Ketiadaan pajak akan membuat pemerintah kehilangan dana untuk membiayai layanan dasar, mulai dari pendidikan, kesehatan, hingga infrastruktur publik. Kondisi ini berpotensi menimbulkan krisis fiskal yang dapat mengganggu stabilitas ekonomi nasional.
Proyek pembangunan jalan, jembatan, hingga transportasi massal bisa terhenti karena keterbatasan anggaran. Hal ini akan berdampak langsung pada pertumbuhan ekonomi yang selama ini ditopang investasi pemerintah di sektor infrastruktur.
Dari sisi sosial, masyarakat berpenghasilan rendah akan menjadi pihak paling terdampak. Subsidi energi, pangan, maupun bantuan sosial yang saat ini menopang daya beli akan hilang karena negara tak lagi punya dana.

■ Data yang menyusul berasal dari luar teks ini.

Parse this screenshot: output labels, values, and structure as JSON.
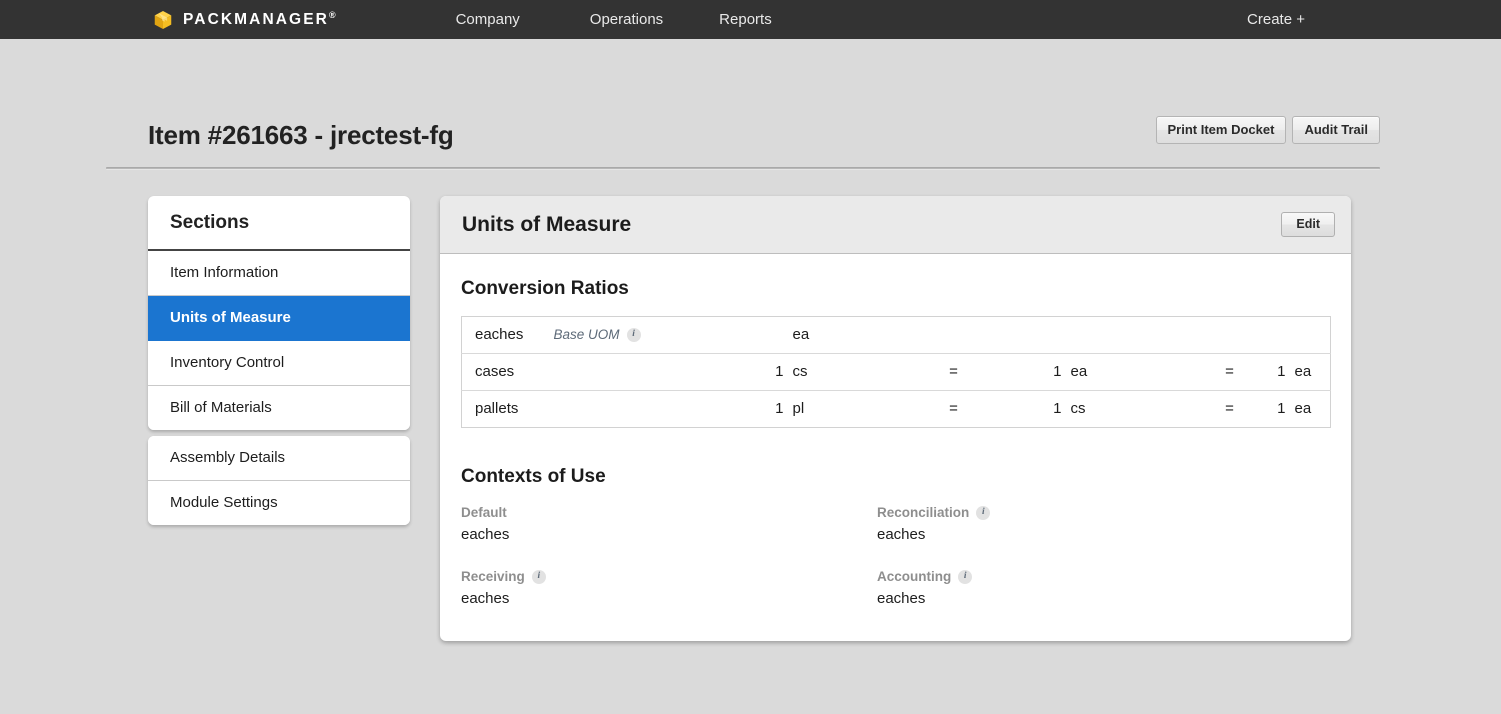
{
  "nav": {
    "brand": "PACKMANAGER",
    "brand_mark": "®",
    "brand_icon": "box-icon",
    "links": [
      {
        "label": "Company"
      },
      {
        "label": "Operations"
      },
      {
        "label": "Reports"
      }
    ],
    "create_label": "Create +"
  },
  "header": {
    "title": "Item #261663 - jrectest-fg",
    "buttons": [
      {
        "label": "Print Item Docket"
      },
      {
        "label": "Audit Trail"
      }
    ]
  },
  "sidebar": {
    "heading": "Sections",
    "groups": [
      {
        "items": [
          {
            "label": "Item Information",
            "active": false
          },
          {
            "label": "Units of Measure",
            "active": true
          },
          {
            "label": "Inventory Control",
            "active": false
          },
          {
            "label": "Bill of Materials",
            "active": false
          }
        ]
      },
      {
        "items": [
          {
            "label": "Assembly Details",
            "active": false
          },
          {
            "label": "Module Settings",
            "active": false
          }
        ]
      }
    ]
  },
  "panel": {
    "title": "Units of Measure",
    "edit_label": "Edit",
    "conversion": {
      "heading": "Conversion Ratios",
      "base_uom_label": "Base UOM",
      "rows": [
        {
          "name": "eaches",
          "is_base": true,
          "qty1": "",
          "unit1": "ea",
          "eq1": "",
          "qty2": "",
          "unit2": "",
          "eq2": "",
          "qty3": "",
          "unit3": ""
        },
        {
          "name": "cases",
          "is_base": false,
          "qty1": "1",
          "unit1": "cs",
          "eq1": "=",
          "qty2": "1",
          "unit2": "ea",
          "eq2": "=",
          "qty3": "1",
          "unit3": "ea"
        },
        {
          "name": "pallets",
          "is_base": false,
          "qty1": "1",
          "unit1": "pl",
          "eq1": "=",
          "qty2": "1",
          "unit2": "cs",
          "eq2": "=",
          "qty3": "1",
          "unit3": "ea"
        }
      ]
    },
    "contexts": {
      "heading": "Contexts of Use",
      "fields": [
        {
          "label": "Default",
          "value": "eaches",
          "has_info": false
        },
        {
          "label": "Reconciliation",
          "value": "eaches",
          "has_info": true
        },
        {
          "label": "Receiving",
          "value": "eaches",
          "has_info": true
        },
        {
          "label": "Accounting",
          "value": "eaches",
          "has_info": true
        }
      ]
    }
  },
  "colors": {
    "nav_bg": "#333333",
    "page_bg": "#dadada",
    "accent_blue": "#1b75d0",
    "brand_gold": "#f2b81e",
    "label_gray": "#8e8e8e",
    "base_uom_blue": "#5d6a78"
  },
  "icons": {
    "info": "i"
  }
}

Sebagai alternatif, pemerintah mungkin akan bergantung penuh pada utang luar negeri. Namun, ketergantungan ini berisiko memperlebar defisit dan menekan kurs rupiah, yang pada akhirnya bisa mendorong inflasi tinggi.
Investor juga akan kehilangan kepercayaan pada kemampuan fiskal Indonesia. Arus modal asing berpotensi keluar dari pasar domestik, memperburuk kondisi pasar keuangan dan memperbesar volatilitas.
Tanpa penerimaan pajak, kesenjangan sosial bisa semakin melebar. Masyarakat kelas menengah ke bawah akan menghadapi beban penuh atas biaya kesehatan, pendidikan, dan transportasi.
Kondisi ini akan menekan pertumbuhan konsumsi rumah tangga yang selama ini menjadi penyumbang terbesar PDB Indonesia, yakni lebih dari 50%. Jika konsumsi melambat, daya saing ekonomi akan ikut tergerus.
Dampak lebih luasnya, peringkat kredit Indonesia di mata lembaga internasional bisa menurun. Hal ini akan memperbesar biaya pinjaman dan menambah tekanan fiskal pemerintah.
Secara global, hilangnya pajak di Indonesia dapat dianggap sebagai sinyal gagal fiskal. Negara akan sulit menjaga kedaulatan ekonomi, sehingga rentan terhadap guncangan eksternal maupun tekanan geopolitik.